How the intervention might work
The major arteries supplying the front of the brain are the carotid arteries, while the back of the brain is supplied by the vertebral arteries and basilar arteries. There are two carotid arteries, one on each side of the neck. If a tumour is confined to one side of the front part of the brain, the tumour's blood supply generally comes from only one of the carotid arteries. Chemotherapy drugs given into the carotid artery (intra-arterial chemotherapy) can be given at a lower dose than would be required if they were given by oral route or into the vein. The concentration of chemotherapy reaching the glioma will be the same or possibly higher than if it were given by oral or intravenous routes (Basso 2002; Newton 2005). As a result, the side effect profile of intra-arterial chemotherapy is different, with more common local side effects due to local damage to the artery or to the organs supplied by that carotid artery on that side of the brain or the eye on the same side. In some cases it is possible to deliver the chemotherapy beyond the level at which the artery to the eye leaves the carotid artery (supra carotid injection) in an attempt to minimise toxicity to the eye. The side effects must be balanced against the toxicity of other chemotherapy routes, which include bone marrow disturbances, and lung or neurological effects from temozolomide, nitrosourea, procarbazine, vincristine or platinum drugs, and which tend to be related to the total dose given.
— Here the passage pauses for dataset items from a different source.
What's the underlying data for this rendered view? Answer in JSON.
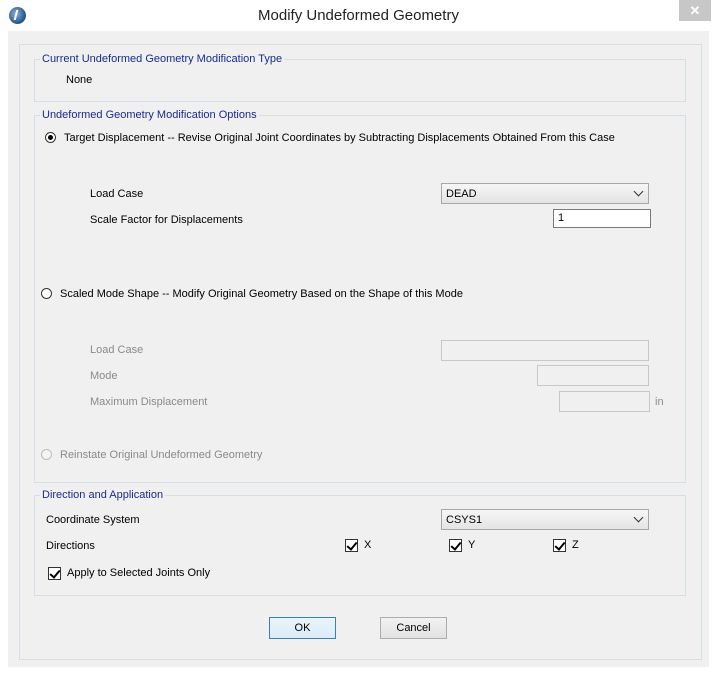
{
  "window": {
    "title": "Modify Undeformed Geometry",
    "close_glyph": "✕"
  },
  "current_type": {
    "legend": "Current Undeformed Geometry Modification Type",
    "value": "None"
  },
  "options": {
    "legend": "Undeformed Geometry Modification Options",
    "target": {
      "label": "Target Displacement -- Revise Original Joint Coordinates by Subtracting Displacements Obtained From this Case",
      "selected": true,
      "load_case_label": "Load Case",
      "load_case_value": "DEAD",
      "scale_label": "Scale Factor for Displacements",
      "scale_value": "1"
    },
    "scaled": {
      "label": "Scaled Mode Shape -- Modify Original Geometry Based on the Shape of this Mode",
      "selected": false,
      "load_case_label": "Load Case",
      "load_case_value": "",
      "mode_label": "Mode",
      "mode_value": "",
      "max_disp_label": "Maximum Displacement",
      "max_disp_value": "",
      "unit": "in"
    },
    "reinstate": {
      "label": "Reinstate Original Undeformed Geometry",
      "selected": false,
      "enabled": false
    }
  },
  "direction": {
    "legend": "Direction and Application",
    "coord_label": "Coordinate System",
    "coord_value": "CSYS1",
    "directions_label": "Directions",
    "x_label": "X",
    "x_checked": true,
    "y_label": "Y",
    "y_checked": true,
    "z_label": "Z",
    "z_checked": true,
    "apply_label": "Apply to Selected Joints Only",
    "apply_checked": true
  },
  "buttons": {
    "ok": "OK",
    "cancel": "Cancel"
  }
}
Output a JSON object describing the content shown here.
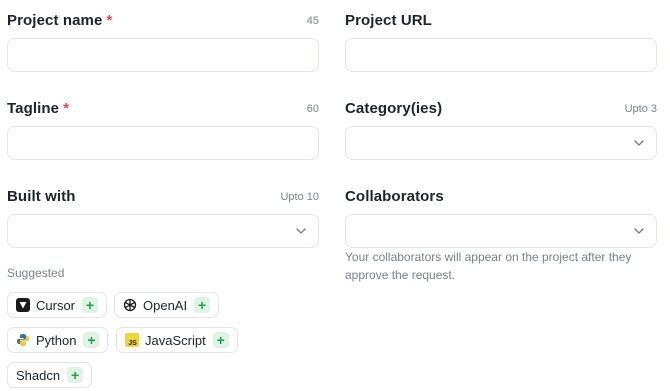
{
  "left": {
    "project_name": {
      "label": "Project name",
      "required_mark": "*",
      "counter": "45",
      "value": ""
    },
    "tagline": {
      "label": "Tagline",
      "required_mark": "*",
      "counter": "60",
      "value": ""
    },
    "built_with": {
      "label": "Built with",
      "limit": "Upto 10",
      "value": ""
    },
    "suggested": {
      "title": "Suggested",
      "chips": [
        {
          "label": "Cursor",
          "icon": "cursor-logo-icon"
        },
        {
          "label": "OpenAI",
          "icon": "openai-logo-icon"
        },
        {
          "label": "Python",
          "icon": "python-logo-icon"
        },
        {
          "label": "JavaScript",
          "icon": "javascript-logo-icon"
        },
        {
          "label": "Shadcn",
          "icon": ""
        }
      ],
      "add_icon": "plus-icon",
      "add_color": "#22a04b"
    }
  },
  "right": {
    "project_url": {
      "label": "Project URL",
      "value": ""
    },
    "categories": {
      "label": "Category(ies)",
      "limit": "Upto 3",
      "value": ""
    },
    "collaborators": {
      "label": "Collaborators",
      "value": "",
      "helper": "Your collaborators will appear on the project after they approve the request."
    }
  },
  "colors": {
    "required": "#ef4444",
    "border": "#e3e6ec",
    "muted": "#7b8190"
  }
}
Why it is important to do this review
There is uncertainty about the role of intra-arterial chemotherapy in treating HGG and if this route of administration is superior to conventional routes in terms of patients' tolerance and adverse effects.We feel that a systematic review to answer these clinical questions is warranted. A previous review observed there was no survival advantage of intra-arterial chemotherapy over intravenous drug delivery. The incidence of serious neurotoxicity was reduced, but the risk of acute complications still contraindicated wider use outside the setting of a clinical trial (Basso 2002).
We aim to determine if intra-arterial chemotherapy is better than conventional treatments and to establish if increased local drug concentration can translate into a clinical advantage, or increases local eye and central nervous system complications.